As a result of building safety spend being concentrated in the immediate term and containing a significant non-capitalised element, the direct effect on the EBITDA-MRI indicator is likely to be greater, whereas carbon spend is likely to be more heavily capital in nature in the years to 2050.
Network, which owns around 21,000 homes, does not have an EBITDA-MRI-linked covenant with its lenders. However Mr Benz said the indicator remains important to the business with regard to its credit profile, and in broader conversations with lenders.
Where longer-term spend on retrofit is concerned, Mr Benz said that the constraint of gearing and gearing covenants may become a factor for the group in its path to 2050 should external funding or alternative funding models not become available.
“We are not constrained by gearing in the short term, and we may well be able to weather sustainability funding requirements from our own resources over the next 29 years, but there will be substantial opportunity costs, so
if we have to fund this all from our own resources, our ability to develop is going to be severely curtailed or at some point potentially completely prevented.”
Social Housing spoke to partners at several major law firms about the perceived willingness of lenders to agree to covenant flexibility, and what carve-outs might look like.
“We want to make sure the carve-out is for a specific purpose that is absolutely sustainability linked”
Lee Shankland, partner at Addleshaw Goddard, said: “I think lenders broadly are happy to carve out expenditure to remediate fire safety issues, provided that the housing association can demonstrate how soon the money will be spent and when. What we’re seeing are some parameters around the period and the maximum spend per year following discussions between borrowers and lenders, with lenders allowing carve-outs for up to two or three years.”
He added: “Some, but fewer, lenders are starting to allow carve-outs for cap-expenditure in relation to retrofitting from a net zero perspective.”

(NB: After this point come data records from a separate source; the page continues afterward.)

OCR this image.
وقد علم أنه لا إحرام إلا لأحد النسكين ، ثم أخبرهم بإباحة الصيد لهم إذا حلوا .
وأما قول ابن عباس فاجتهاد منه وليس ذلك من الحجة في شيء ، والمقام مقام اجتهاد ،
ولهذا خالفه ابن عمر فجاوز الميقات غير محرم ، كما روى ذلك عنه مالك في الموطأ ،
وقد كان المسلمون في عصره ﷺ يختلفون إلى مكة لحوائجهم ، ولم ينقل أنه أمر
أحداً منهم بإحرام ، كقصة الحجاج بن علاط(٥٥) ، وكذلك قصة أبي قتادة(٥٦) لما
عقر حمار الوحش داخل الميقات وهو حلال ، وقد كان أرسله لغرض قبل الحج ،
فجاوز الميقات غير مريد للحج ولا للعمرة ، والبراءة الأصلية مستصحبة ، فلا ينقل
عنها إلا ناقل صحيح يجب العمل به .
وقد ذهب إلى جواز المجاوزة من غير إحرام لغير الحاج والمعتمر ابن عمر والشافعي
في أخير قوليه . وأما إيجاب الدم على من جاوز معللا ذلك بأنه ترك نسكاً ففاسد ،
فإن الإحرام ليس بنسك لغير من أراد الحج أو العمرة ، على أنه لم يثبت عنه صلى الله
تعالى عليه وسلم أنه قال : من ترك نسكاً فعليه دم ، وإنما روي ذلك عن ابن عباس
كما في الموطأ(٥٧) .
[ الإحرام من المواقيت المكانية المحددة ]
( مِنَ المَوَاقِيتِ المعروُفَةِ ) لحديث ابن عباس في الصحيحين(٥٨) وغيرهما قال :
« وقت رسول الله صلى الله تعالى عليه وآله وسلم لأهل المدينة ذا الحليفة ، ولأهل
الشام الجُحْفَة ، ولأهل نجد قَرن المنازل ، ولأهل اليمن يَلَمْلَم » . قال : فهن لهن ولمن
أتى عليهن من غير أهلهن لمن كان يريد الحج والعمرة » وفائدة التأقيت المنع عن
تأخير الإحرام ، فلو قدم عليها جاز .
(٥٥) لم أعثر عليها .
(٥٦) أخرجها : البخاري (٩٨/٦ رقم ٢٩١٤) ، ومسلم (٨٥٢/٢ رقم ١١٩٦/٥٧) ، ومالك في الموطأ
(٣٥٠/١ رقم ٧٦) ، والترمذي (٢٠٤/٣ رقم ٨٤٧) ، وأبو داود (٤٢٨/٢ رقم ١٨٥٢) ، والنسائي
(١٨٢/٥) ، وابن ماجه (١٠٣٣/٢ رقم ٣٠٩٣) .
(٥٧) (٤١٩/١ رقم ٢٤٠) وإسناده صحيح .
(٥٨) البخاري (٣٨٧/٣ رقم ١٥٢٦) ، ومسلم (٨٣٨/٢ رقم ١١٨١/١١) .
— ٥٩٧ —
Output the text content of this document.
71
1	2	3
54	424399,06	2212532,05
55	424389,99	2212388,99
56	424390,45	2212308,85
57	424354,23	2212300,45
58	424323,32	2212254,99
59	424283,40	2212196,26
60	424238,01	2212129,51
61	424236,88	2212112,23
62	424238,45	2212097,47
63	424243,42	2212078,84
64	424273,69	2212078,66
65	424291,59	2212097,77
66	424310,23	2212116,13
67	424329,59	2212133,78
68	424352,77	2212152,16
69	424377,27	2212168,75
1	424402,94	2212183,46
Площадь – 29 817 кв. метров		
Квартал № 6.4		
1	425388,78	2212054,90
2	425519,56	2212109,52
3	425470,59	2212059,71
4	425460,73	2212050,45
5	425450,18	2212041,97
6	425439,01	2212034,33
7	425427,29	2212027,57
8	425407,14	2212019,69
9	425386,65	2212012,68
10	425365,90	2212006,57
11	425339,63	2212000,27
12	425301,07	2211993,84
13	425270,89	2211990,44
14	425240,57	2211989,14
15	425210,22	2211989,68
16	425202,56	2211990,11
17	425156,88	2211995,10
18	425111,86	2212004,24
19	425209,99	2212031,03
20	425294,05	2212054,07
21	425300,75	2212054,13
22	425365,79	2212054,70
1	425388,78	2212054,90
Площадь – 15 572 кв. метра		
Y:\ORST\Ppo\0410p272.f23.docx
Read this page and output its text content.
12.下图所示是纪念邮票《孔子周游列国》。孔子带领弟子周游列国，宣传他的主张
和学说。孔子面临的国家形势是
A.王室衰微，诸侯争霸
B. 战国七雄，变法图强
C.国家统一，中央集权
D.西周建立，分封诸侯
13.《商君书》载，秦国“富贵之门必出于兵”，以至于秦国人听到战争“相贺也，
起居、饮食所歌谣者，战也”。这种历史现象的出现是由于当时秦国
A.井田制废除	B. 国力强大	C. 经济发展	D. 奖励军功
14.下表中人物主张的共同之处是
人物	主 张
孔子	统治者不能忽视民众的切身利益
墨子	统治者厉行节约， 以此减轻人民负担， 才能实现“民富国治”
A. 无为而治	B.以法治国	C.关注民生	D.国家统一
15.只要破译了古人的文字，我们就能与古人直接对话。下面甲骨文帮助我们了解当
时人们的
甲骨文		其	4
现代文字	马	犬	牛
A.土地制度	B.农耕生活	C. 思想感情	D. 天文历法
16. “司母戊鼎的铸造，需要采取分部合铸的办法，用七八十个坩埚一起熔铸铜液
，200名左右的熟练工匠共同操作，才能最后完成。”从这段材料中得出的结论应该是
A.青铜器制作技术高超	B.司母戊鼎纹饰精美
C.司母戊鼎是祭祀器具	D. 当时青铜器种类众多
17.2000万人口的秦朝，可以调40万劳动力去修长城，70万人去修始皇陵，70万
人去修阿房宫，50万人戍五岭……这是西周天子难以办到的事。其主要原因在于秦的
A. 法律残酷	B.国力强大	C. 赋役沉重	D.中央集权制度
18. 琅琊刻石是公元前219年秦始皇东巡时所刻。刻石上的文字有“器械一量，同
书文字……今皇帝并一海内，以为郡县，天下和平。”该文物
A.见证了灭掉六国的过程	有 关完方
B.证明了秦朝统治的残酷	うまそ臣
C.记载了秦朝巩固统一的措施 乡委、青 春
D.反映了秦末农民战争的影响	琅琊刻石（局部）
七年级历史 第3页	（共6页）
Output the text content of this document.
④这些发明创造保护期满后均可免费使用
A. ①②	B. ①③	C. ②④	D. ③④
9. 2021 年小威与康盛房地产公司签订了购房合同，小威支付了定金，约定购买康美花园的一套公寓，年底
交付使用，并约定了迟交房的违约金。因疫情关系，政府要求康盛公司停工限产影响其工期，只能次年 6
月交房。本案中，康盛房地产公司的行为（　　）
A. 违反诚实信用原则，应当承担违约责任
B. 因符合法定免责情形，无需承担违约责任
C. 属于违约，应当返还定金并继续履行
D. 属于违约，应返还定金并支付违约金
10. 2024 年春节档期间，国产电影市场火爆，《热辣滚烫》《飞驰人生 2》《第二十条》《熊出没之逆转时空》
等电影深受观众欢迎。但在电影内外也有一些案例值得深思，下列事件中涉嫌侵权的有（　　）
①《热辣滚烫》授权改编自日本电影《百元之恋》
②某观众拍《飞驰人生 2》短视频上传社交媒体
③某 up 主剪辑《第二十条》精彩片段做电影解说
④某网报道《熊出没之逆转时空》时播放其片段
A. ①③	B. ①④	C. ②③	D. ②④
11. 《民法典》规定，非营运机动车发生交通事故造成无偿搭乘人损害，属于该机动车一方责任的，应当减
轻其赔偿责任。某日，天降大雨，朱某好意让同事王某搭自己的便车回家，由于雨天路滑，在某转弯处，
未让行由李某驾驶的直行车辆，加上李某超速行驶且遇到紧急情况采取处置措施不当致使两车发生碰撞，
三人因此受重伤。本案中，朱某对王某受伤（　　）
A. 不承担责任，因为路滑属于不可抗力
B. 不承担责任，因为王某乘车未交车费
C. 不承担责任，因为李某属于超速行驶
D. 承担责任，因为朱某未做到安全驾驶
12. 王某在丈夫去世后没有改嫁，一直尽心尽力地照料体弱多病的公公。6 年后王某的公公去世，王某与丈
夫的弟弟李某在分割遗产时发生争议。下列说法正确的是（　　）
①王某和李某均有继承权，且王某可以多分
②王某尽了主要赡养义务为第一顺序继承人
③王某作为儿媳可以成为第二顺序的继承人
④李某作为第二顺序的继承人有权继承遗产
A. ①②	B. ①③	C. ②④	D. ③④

Julian Barker, partner at Devonshires, has observed two kinds of carve-outs around decarbonisation. “The first allows an additional capped spend each year and the second is a total amount over a period of time like four or five years, but with no specific annual cap. Which one a registered provider goes for depends on their decarbonisation programme. If they are going to do a lot in one year they will go for the latter, or if they want to spread the cost over time they will go for the former.”
But he added: “I’m not having clients say that they need this carve-out or they will breach their covenants; it’s more that they are being prudent and seeking headroom on their covenants.”
Covenant flexibility from lenders may form part of a broader two-way street on sustainability, Louise Leaver, partner at law firm Bevan Brittan, suggested. “[We] are increasingly seeing lenders include requirements for EPC ratings of a certain level with loan agreements and there are two sides to that coin. If the EPC ratings across a borrower’s existing stock are to be improved as part of decarbonisation, there will be costs associated with that and those need to be taken into account in financial covenant calculations.”
Neil Waller, partner at Trowers & Hamlins, said he would expect to see a “lot of focus on the detail”. He added: “If I’m a lender, I’m going to have some healthy scepticism about somebody saying, ‘Well I’ve got to spend £5m on this retrofit, it’s all zero carbon anyway, isn’t it.’ I’d say, ‘Well how much of this would you be doing anyway?’”
At NatWest, Stuart Heslop, head of UK housing, said that the bank is likely to focus any agreed flexibilities on “the next two to three years”, rather than a longer period. “We want to make sure the carve-out is for a specific purpose that is absolutely sustainability linked. It’s not a carve-out to allow a very standard repair or ongoing maintenance issue to be dealt with – it is genuinely to improve the quality of the building itself.”
NatWest’s Mr Navarro suggested that the bank may also look to tee up carve-outs with a sustainability-linked loan to capture the retrofit activity.